These are random musings of my life journey, the people, animals, places, and events which have woven, and continue to weave, a tapestry that is me. We all know there is no real destination, only the ongoing experiences which blend together, creating the trail. Each step gives a glimpse of what is to come, without allowing me to see the end result. It is exciting. I have a home base that is mine, that gives me a place to rest. This is it. This is where my heart is, no matter where I journey...................
Friday, July 14, 2006
Bowling Alley Brain
I should be asleep, but it is one of those nights! I have several things rumbling around in my head. It's like a bowling alley in there. I know me. If I get them out, I'll sleep, so here goes.
I've had a number of thoughts running around in my head the last few days. One of the problems with having this many things to do to this house is that I think too much. Thinking is good, don't get me wrong. But thinking is sometimes somewhat crippling. Thinking opens doors, allows us to fly to the moon, helps us make decisions, gets us through the day. It also makes us slam some doors out of anxiety, tells us the moon isn't really reachable, stops the thinking process, and cripples us for the rest of the day. I've had some of each during the last few days.
First, I'm wrestling again with the tasks on this house. I have hit another of those series of unexpected steps just to get one done, and I'm going crazy! I try to accomplish one small job, but I have to do 3 or 6 or 8 other things before I can ge to the one. I find myself discouraged, and sometimes really angry that my husband left me in this mess. Then I have a round of guilt for my anger, and next I'm up against getting myself back to work. I decided today that I *have to* quit trying to do everything *right* and realize that good and clean is my best response at this time. I need to pull myself out of this and get to the next stage of my journey.

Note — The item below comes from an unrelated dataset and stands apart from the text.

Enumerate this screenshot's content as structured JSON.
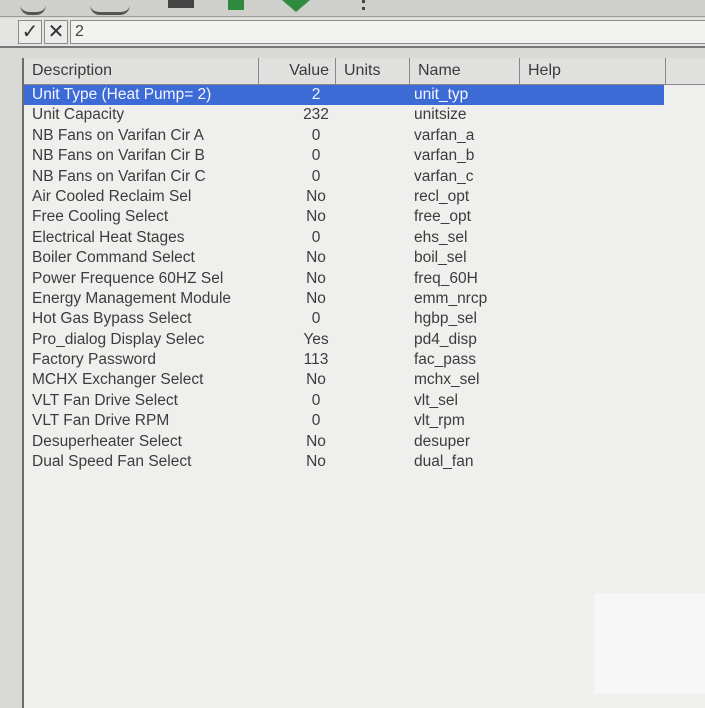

I'm also concerned about a couple of family issues which are not open for discussion. Both are weighing heavily on my heart, and it is hard to stay focused on my own jobs while I know others are hurting. Nothing I can do at this time, but I'm definitely a fixer-upper by nature, so these things sit on my shoulder all the time, just yammering in my ear.

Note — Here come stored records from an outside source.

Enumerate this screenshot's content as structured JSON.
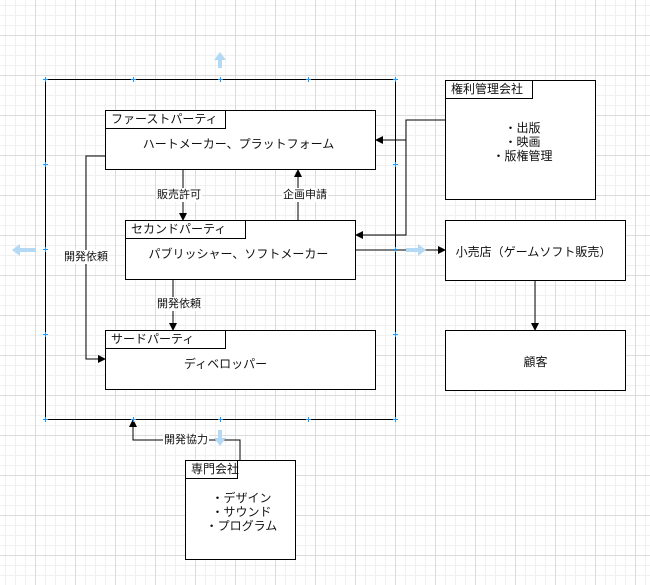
{
  "nodes": {
    "first_party": {
      "header": "ファーストパーティ",
      "body": "ハートメーカー、プラットフォーム"
    },
    "second_party": {
      "header": "セカンドパーティ",
      "body": "パブリッシャー、ソフトメーカー"
    },
    "third_party": {
      "header": "サードパーティ",
      "body": "ディベロッパー"
    },
    "rights_company": {
      "header": "権利管理会社",
      "items": [
        "・出版",
        "・映画",
        "・版権管理"
      ]
    },
    "retailer": {
      "body": "小売店（ゲームソフト販売）"
    },
    "customer": {
      "body": "顧客"
    },
    "specialist": {
      "header": "専門会社",
      "items": [
        "・デザイン",
        "・サウンド",
        "・プログラム"
      ]
    }
  },
  "edge_labels": {
    "sales_permission": "販売許可",
    "planning_application": "企画申請",
    "dev_request_left": "開発依頼",
    "dev_request_mid": "開発依頼",
    "dev_cooperation": "開発協力"
  }
}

On a positive note, I recently reconnected with an dear friend from high school days, and I am enjoying having him back in my life, albeit, from a distance. Not only do we have our history to connect us, but his wife is a Social Worker, so he really understands much of my motivation and reasoning. And many of my shortcomings and limitations, too. It is pleasant that in some ways, we took up our relationship where it left off. We have had a few contacts through the years, but fleeting, perhaps because we didn't need to be connected at those times. At this particular time, he is refreshing for me because he is not connected to the most recent and very difficult years. I almost see this as the first step in the new era of my life, the pull to start me on the new leg of my journey's path.

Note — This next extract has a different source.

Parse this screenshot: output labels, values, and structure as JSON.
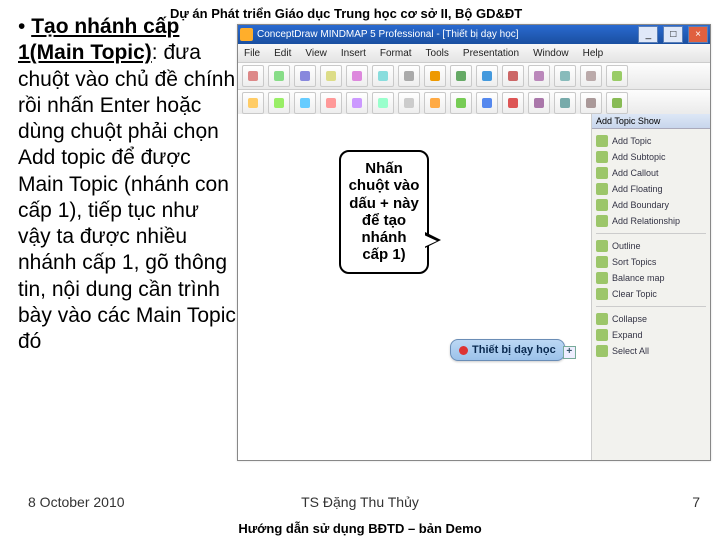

Another thing I've recently begun to realize is that I'm moving ahead in my grief process. This alone surprises me because I still have a lot of old emotions to work through, and I did not anticipate wanting anything but my own quiet thoughts for some time yet. Instead, I find that I want to be meeting people once again, and specifically, starting to date. Somehow "dating" is a strange and interesting concept at my age and after 31 years of marriage. Perhaps my loneliness has brought this to the fore, I'm not sure. When I talk of loneliness, I should probably clarify what I mean. It isn't that I am lonely a lot of the time or that I'm uncomfortable being by myself. I'm far too busy for that. I'm truly enjoying this time to learn who I am these days. I know that I want to know me for whom I am now before I try to slog through the dating process again. But the aloneness of my life is overwhelming at times. I told a friend recently that I just wish I had someone here to put their arms around me when I'm tired or sad or exhausted or need some simple support. Not having someone who is here for that is what brings my aloneness to bear. I want the kind of friend who allows the space I need.
Yes, I have friends, several of whom have said to call for anything. I get that. But it is different to call someone, taking them away from their own family routine and sometimes to drive several miles for that hug. How I wish I had someone that I could turn to and perhaps say nothing, but to simply lean my head on a shoulder for a few seconds or several hours. That is the aloneness that I feel. I haven't really wanted or needed that for quite a while, and I didn't expect to do so for some time yet. Perhaps because I'm nearing (sort of) the end of my tasks here in this house, I'm becoming more aware that I'm approaching a major change and it scares me. I hate feeling alone. Even when there is no choice.
And then there is that dating (?!?!?) thing. I told my friend recently that I want someone to "hang out with," so to speak. I'd love to go dancing, and to have someone to trade off fixing dinner. Does anyone remember K. T. Oslin, a country-rock singer from the 80s? She sang a song called "Live Close By, Visit Often." That is what I want, I guess. I suspect that most guys won't object to being NOT tied down! The rub is that I truly have no idea what to expect and I'm definitely not finished with being scared to death about it! I'm telling you, when I named this blog, I knew it was the right name. What a journey my life has been and appears that it will continue to be for some time! It reminds me of a really great roller coaster! I love the thrill, but damn, is it ever scary at the same time!